-
Notifications
You must be signed in to change notification settings - Fork 62
PerformanceTips
LensKit has good performance, but there are some things that make it work better.
Use Conda. LensKit is optimized for Anaconda-based Python installations, and works best in that environment. It runs in vanilla Python installations, but takes advantage of Anaconda (and in particularly the MKL) to obtain exceptionally good performance.
LensKit works best when both LensKit and the MKL use Intel's Thread Building Blocks. If you have TBB installed, LensKit will use it automatically:
conda install tbb
MKL, however, defaults to OpenMP, even when TBB is installed. Therefore, you also need to set MKL_THREADING_LAYER=tbb
for good performance:
export MKL_THREADING_LAYER=tbb
Put that in whatever shell scripts you use to launch LensKit. You can also set it in Python, put this at the top of your script before you import any LensKit or PyData packages:
import os
os.environ['MKL_THREADING_LAYER'] = 'tbb'
LensKit uses Numba for multithreaded training, so the NUMBA_NUM_THREADS
environment variable controls its parallelism. Unfortunately, JobLib does not set this variable.

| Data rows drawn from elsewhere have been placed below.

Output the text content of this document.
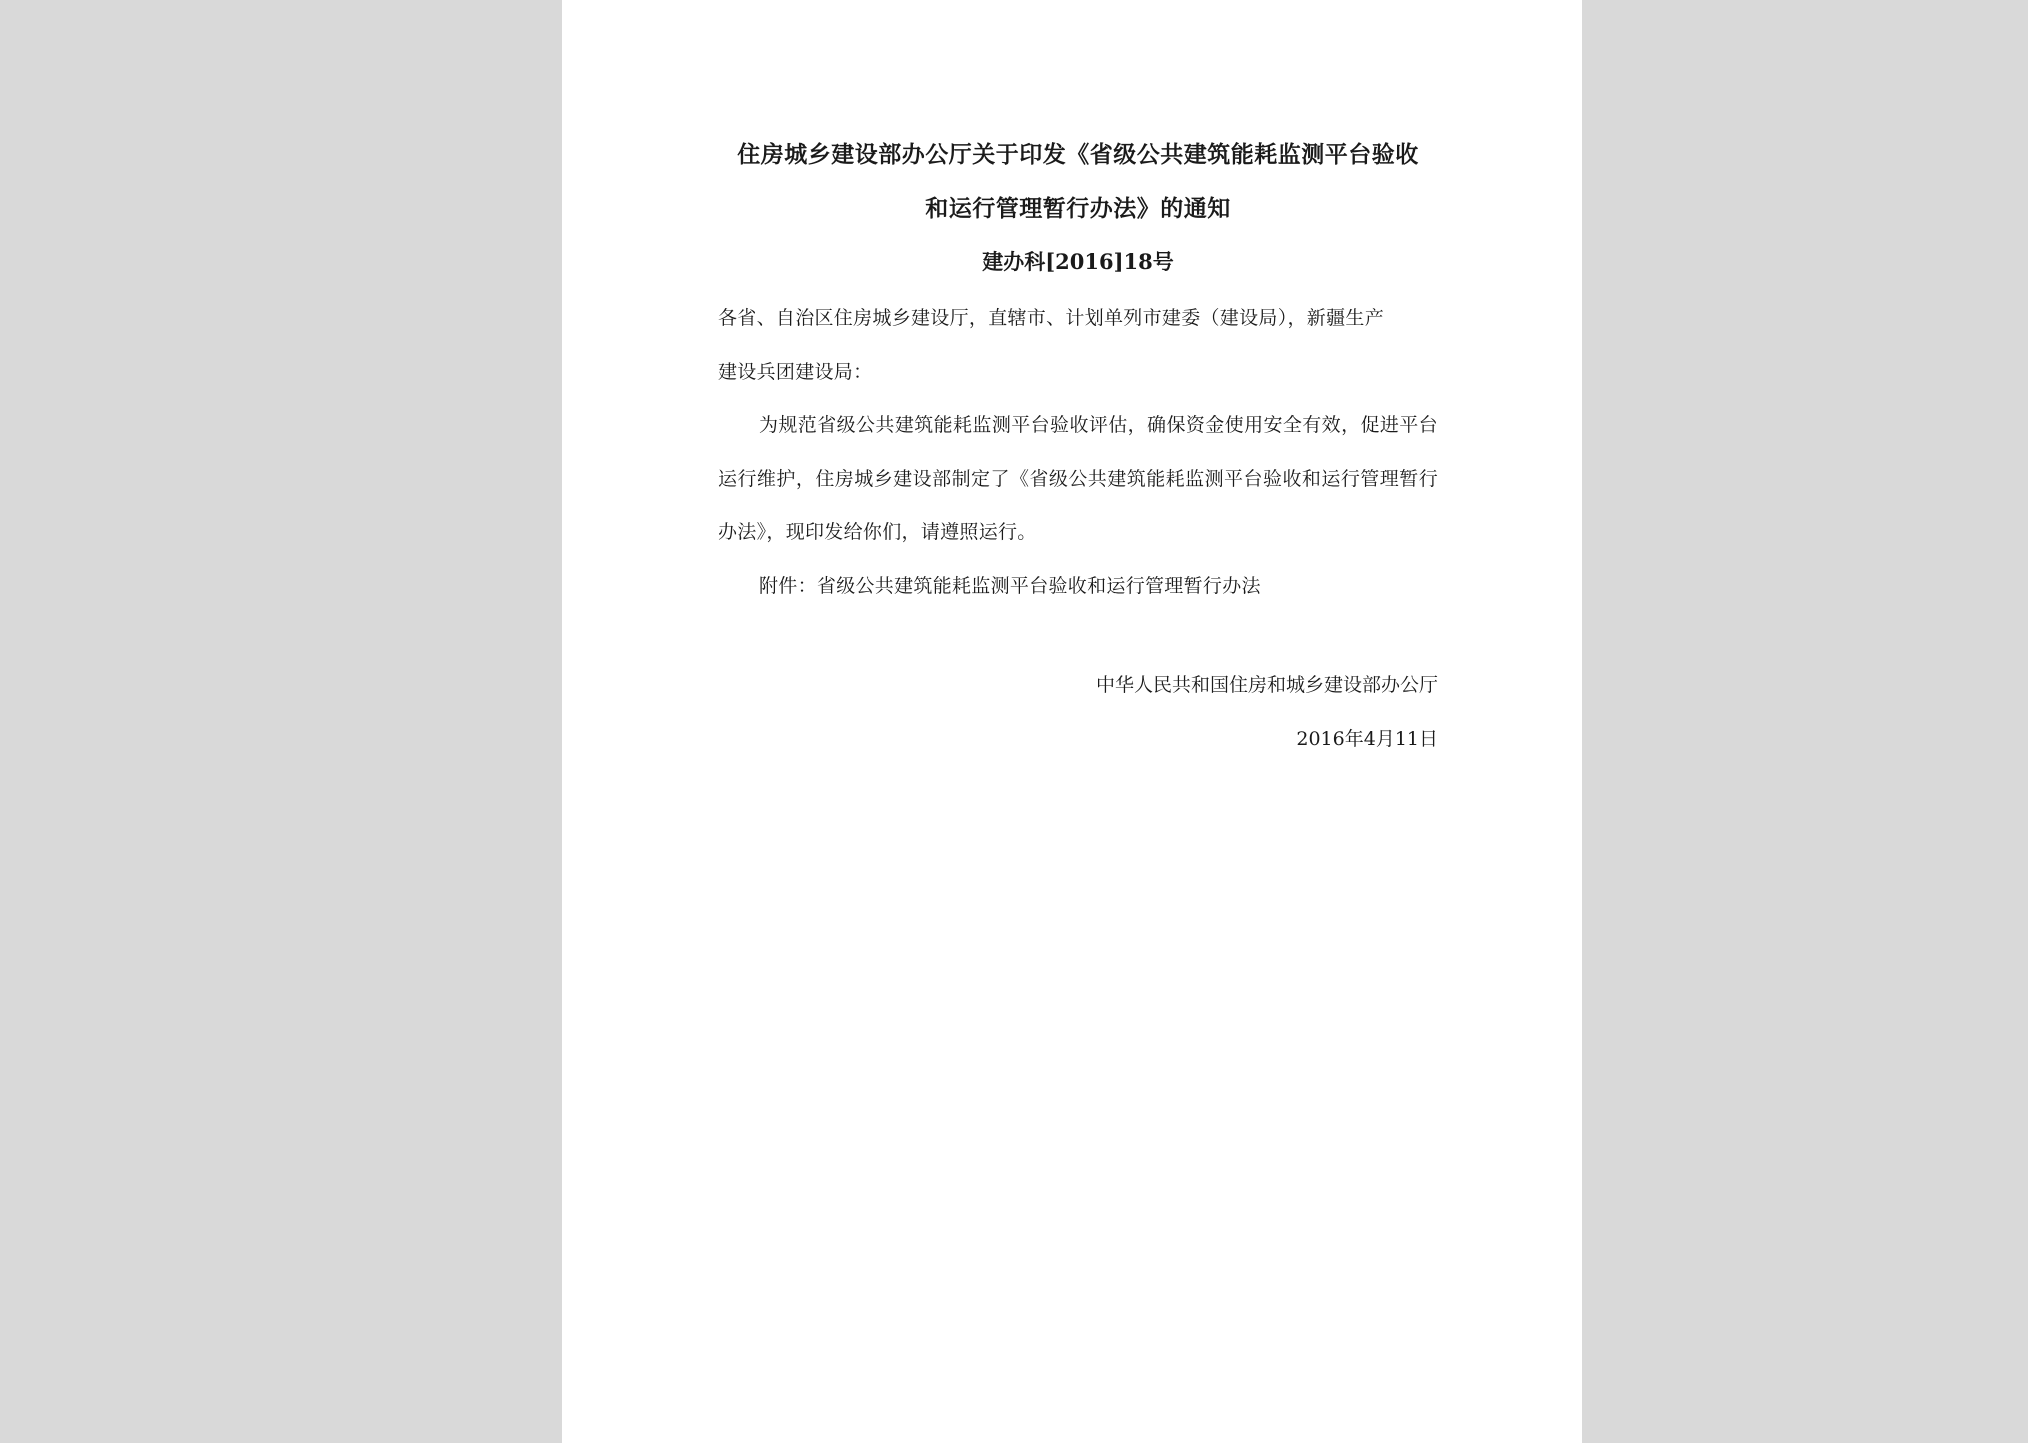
住房城乡建设部办公厅关于印发《省级公共建筑能耗监测平台验收

和运行管理暂行办法》的通知

建办科[2016]18号

各省、自治区住房城乡建设厅，直辖市、计划单列市建委（建设局），新疆生产

建设兵团建设局：

为规范省级公共建筑能耗监测平台验收评估，确保资金使用安全有效，促进平台运行维护，住房城乡建设部制定了《省级公共建筑能耗监测平台验收和运行管理暂行办法》，现印发给你们，请遵照运行。

附件：省级公共建筑能耗监测平台验收和运行管理暂行办法

中华人民共和国住房和城乡建设部办公厅

2016年4月11日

Other multiprocessing is done by JobLib, and is controlled by n_jobs
parameters to batch evaluation methods.
LensKit also uses MKL, so MKL_NUM_THREADS
controls the internal MKL parallelism.
When both LensKit and MKL are using TBB, you don't have to worry about LensKit's threads and MKL's threads competing with each other - they'll run in the same thread pool. You do need to worry about JobLib-level parallelism combining with internal parallelism to oversubscribe the CPU. If you are using JobLib to train algorithms in parallel, make sure that NUMBA_NUM_THREADS
times the Joblib job count is no more than your CPU count.